Despite industry claims that it markets only to adults, e-cigarettes have achieved substantial penetration into the youth market. In the U.S., the federal Centers for Disease Control and Prevention recently reported that the majority of adolescent e-cigarette users also smoke regular cigarettes, and that the percentage of middle and high school students who use e-cigarettes more than doubled from 2011 to 2012. An estimated 1.78 million U.S. students had used the devices as of 2012, said the CDC.

In the UCSF study, the researchers report that four out of five Korean adolescent e-cigarette users are "dual" smokers who use both tobacco and e-cigarettes.

The authors conclude that young e-cigarette smokers "are more likely to have tried quitting smoking, which suggests that, consistent with cigarette marketing messages, some youth may be using e-cigarettes as a smoking cessation aidUse of e-cigarettes is associated with heavier use of conventional cigarettes, which raises the likelihood that actual use of e-cigarettes may increase harm by creating a new pathway for youth to become addicted to nicotine and by reducing the odds that an adolescent will stop smoking conventional cigarettes."

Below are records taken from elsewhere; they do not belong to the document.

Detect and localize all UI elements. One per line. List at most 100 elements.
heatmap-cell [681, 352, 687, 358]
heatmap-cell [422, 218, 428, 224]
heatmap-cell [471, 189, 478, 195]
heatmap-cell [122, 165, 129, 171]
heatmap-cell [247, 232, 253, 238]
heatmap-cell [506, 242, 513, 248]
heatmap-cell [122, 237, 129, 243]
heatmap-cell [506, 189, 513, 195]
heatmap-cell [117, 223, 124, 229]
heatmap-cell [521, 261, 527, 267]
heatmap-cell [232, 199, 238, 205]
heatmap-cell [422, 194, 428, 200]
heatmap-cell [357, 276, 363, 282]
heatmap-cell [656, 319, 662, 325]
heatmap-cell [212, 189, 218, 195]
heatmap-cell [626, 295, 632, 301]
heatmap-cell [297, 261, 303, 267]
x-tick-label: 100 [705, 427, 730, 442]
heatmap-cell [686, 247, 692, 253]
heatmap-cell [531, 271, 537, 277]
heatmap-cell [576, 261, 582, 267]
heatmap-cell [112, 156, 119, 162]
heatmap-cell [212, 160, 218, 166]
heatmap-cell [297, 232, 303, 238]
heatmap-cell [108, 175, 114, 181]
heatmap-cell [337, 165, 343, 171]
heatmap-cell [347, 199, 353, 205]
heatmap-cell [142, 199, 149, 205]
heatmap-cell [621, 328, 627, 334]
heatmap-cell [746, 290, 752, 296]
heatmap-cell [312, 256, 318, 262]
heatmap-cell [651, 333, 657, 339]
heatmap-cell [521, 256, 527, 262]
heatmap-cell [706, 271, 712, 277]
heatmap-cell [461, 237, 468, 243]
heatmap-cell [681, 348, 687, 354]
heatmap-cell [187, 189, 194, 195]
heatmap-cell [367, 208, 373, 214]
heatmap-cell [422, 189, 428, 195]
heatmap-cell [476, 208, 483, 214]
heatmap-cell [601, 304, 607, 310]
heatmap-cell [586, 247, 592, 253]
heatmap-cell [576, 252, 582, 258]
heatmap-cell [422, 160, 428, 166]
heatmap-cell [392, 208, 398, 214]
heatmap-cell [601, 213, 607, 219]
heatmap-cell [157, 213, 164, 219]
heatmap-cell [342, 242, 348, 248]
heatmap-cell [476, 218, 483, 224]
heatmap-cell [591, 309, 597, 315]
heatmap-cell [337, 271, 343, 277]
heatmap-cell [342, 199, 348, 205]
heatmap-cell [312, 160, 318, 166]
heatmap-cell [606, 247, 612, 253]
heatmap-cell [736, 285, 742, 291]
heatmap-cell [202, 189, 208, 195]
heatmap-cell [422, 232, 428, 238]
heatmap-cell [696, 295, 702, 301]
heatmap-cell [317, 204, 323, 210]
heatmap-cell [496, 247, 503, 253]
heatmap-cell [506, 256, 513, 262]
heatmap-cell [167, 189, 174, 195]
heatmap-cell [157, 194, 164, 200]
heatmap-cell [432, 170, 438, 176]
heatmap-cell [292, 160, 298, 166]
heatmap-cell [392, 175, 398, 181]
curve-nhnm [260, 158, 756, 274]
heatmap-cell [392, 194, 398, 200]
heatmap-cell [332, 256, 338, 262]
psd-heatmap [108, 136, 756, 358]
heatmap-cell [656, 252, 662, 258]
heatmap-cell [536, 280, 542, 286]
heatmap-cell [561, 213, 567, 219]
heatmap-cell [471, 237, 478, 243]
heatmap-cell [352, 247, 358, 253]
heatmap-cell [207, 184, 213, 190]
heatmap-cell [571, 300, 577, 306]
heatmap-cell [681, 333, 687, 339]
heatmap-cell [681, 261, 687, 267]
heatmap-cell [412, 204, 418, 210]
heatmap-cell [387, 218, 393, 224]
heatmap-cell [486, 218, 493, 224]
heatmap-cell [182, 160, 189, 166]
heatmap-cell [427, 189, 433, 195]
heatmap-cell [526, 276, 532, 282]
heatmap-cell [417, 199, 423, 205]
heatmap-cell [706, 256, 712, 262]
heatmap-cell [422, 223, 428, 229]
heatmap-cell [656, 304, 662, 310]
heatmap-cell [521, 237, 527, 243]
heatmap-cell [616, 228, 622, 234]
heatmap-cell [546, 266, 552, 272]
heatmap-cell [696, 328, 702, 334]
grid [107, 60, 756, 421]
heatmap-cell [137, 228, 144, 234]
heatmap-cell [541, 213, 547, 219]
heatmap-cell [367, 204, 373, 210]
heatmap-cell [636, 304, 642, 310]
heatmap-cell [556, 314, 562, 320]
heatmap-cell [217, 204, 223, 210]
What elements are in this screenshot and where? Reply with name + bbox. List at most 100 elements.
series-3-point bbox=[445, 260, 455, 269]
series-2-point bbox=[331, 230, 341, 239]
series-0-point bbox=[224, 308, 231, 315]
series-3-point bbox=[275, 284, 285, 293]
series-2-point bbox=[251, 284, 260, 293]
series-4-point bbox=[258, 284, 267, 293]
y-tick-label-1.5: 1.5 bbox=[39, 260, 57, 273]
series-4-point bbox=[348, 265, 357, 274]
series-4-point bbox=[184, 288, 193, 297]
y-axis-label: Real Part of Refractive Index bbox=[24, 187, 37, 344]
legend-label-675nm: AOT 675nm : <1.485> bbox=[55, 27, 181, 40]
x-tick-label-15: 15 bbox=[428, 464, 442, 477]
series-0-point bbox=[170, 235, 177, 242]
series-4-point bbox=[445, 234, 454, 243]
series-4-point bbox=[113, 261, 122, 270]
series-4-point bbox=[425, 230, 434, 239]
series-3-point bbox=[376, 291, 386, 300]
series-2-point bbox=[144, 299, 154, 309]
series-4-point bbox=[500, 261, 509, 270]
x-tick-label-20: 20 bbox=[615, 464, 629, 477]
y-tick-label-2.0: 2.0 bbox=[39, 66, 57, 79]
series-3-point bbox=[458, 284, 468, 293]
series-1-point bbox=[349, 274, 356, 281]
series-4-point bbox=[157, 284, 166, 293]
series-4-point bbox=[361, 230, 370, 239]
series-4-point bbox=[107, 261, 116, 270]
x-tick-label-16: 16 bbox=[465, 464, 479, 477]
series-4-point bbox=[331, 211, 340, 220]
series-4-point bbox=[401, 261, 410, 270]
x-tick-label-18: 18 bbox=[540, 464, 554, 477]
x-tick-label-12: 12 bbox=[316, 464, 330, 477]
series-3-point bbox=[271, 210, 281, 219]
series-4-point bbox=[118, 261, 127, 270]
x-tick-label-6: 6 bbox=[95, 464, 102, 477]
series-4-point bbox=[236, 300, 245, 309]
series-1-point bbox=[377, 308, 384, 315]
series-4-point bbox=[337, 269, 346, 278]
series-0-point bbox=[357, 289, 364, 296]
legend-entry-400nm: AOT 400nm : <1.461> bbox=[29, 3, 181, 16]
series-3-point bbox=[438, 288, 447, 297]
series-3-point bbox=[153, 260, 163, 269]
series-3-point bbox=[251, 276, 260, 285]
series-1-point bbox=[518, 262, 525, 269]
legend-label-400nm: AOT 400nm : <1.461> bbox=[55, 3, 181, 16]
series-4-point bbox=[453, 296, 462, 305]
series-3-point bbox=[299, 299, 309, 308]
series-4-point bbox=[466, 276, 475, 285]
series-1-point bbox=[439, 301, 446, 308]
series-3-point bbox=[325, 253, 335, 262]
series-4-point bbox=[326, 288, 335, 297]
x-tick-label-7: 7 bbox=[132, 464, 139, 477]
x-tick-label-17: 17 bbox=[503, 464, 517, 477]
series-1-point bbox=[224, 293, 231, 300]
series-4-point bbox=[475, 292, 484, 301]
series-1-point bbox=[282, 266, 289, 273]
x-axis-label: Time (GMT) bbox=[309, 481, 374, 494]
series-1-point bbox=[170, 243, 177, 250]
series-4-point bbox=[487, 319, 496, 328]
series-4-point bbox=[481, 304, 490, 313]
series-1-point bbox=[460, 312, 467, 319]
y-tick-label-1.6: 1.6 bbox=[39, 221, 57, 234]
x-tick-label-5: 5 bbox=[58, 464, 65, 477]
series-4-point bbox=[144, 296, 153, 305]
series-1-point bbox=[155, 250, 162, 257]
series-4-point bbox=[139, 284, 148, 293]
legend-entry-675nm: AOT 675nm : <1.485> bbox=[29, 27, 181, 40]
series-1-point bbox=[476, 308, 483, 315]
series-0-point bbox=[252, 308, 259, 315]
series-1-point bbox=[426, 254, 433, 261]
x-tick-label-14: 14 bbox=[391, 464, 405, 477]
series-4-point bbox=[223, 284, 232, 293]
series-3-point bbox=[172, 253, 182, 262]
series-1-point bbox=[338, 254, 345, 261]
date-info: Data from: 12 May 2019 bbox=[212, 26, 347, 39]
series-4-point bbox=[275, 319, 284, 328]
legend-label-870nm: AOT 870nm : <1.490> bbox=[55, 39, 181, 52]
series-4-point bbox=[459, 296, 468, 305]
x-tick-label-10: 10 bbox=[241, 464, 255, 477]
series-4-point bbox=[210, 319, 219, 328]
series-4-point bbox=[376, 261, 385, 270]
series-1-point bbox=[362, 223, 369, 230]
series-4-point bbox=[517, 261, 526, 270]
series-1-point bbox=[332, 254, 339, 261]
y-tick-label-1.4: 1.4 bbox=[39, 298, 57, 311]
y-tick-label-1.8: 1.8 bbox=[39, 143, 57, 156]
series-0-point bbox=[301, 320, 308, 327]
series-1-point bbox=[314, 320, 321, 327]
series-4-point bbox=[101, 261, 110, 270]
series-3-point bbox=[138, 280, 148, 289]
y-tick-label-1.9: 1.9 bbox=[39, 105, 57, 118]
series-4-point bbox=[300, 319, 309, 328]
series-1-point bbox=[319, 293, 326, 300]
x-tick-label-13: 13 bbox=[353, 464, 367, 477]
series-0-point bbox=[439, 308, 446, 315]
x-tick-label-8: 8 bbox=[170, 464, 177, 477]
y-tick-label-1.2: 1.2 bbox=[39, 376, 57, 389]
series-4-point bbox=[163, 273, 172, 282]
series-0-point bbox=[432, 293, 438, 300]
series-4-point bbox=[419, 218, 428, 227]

The data for the study came from the Korea Youth Risk Behavior Web-based Survey, an annual, nationally-representative survey conducted by the Korea Centers for Disease Control in 2011. The sample included 75,643 youth in grades 7 through 12.

Sungkyu Lee, PhD, lead author of the paper and a UCSF postdoctoral fellow at the time that he conducted the study, noted that e-cigarette use has skyrocketed in Korea: less than one percent of youths had tried the product in 2008 when the device was first introduced, compared to more than nine percent in 2011. Lee is now on the staff of the National Evidence-Based Healthcare Collaborating Agency in Seoul, Korea.

Among students who used e-cigarettes, eight percent were concurrently smoking conventional cigarettes. After adjusting for demographics, current cigarette smokers in the study were found to be much more likely to use e-cigarettes than non-smokers.

The researchers also found that the odds of using e-cigarettes were considerably higher among students who had made an attempt to quit smoking than those who had not. Students no longer using cigarettes were rare among current e-cigarette users, the researchers said.

Rachel Grana, PhD, a UCSF postdoctoral fellow, was a co-author of the study.